Well, except for writing them.
When you read books for a living, you’re on a perpetual journey of bouncing from one world to another. Each world has its own unique inhabitants, language, and rule of law, and when the heroic adventure comes to an end, it’s off to another world and another story, much like an episodic space opera.

But I’m also a writer, and somewhere out there in the universe—lightyears away, it seems—are my own worlds under various stages of construction.
It’s odd. I know how to disengage from a strange new planet so that I can instantly assimilate to another, but for some reason the trip back to one of my own worlds takes much longer. In other words, when the workday is done, I find that I struggle to dive into my own works in progress. My mind simply refuses to leave the story I’m currently reading.
Maybe it’s because I feel like I would be muddying the waters, not giving a manuscript my undivided attention. Or maybe it’s because I’m reading with an editorial mindset and I can’t switch to a creative mindset on a whim. It’s also possible that I’m simply procrastinating.
I don’t know how other writers operate, but to immerse myself in a world I’m creating feels like juggling. You start with three pins, then add another, and another, and another, until finally you’re juggling the whole of the story in your head. You’re living inside it now. You can feel it. You can see it. You can hear it. And the writing feels right.
Then there’s a knock at the door–an interruption, a sudden obligation, a scheduled responsibility–and it all comes crashing down.
It takes me days to get to a point where I feel like my neurotic conscious mind has gone to sleep and my subconscious mind has stepped forth to put something true and real and authentic on the page.

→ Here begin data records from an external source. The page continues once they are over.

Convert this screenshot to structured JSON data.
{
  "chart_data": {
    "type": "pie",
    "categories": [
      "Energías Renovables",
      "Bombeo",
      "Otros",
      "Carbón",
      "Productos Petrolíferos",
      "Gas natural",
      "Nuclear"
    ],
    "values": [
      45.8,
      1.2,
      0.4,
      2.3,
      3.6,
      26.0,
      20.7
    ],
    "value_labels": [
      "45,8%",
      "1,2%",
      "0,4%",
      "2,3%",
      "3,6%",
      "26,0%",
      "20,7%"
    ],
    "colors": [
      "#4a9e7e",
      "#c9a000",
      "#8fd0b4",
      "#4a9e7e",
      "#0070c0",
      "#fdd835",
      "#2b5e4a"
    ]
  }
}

Days of silencing my phone, closing the curtains, staring off into space to daydream, and finally achieving that glorious, elusive moment I so strongly desire: I’m not just writing but writing having forgotten that I’m writing.
The flow state. The zone. Whatever you want to call it. The experience of feeling like your writing is good.
Whether this is a genuine struggle or I’m just making excuses for myself, I sometimes feel like my collection of unfinished projects are floating away into the cold and infinite dark. Maybe this is something all writers can relate to on some level, since life has a tendency to get in the way.
I suppose this has been a long, melodramatic declaration that, finances permitting, I would like to take a vacation sometime later this year, with the goal of finishing a novel. In order to do that, I need to put in some extra hours, so you might find me being a bit more aggressive in the promotion of my query and manuscript critique services on social media, particularly with quick-turnaround work like queries, query packages, and partial manuscripts, the revenue from which will go into a savings that might make this vacation possible.
I have no idea if it’ll happen, but there it is. Hashtag writer’s life.
And shoutout to all you writers who somehow manage to put words on the page amidst the chaos of life and while bearing much more responsibility than I do. Mad respect.
With love,
Tory
Yes indeed, something I think most, if not all, writers can relate to. I imagine it’s worse for writers like you though. I have a million ideas floating around in my head, but have yet to get them on paper in any meaningful way. You’re alot closer to the finish line on projects. “So near yet so far” has to be exponentially more frustrating.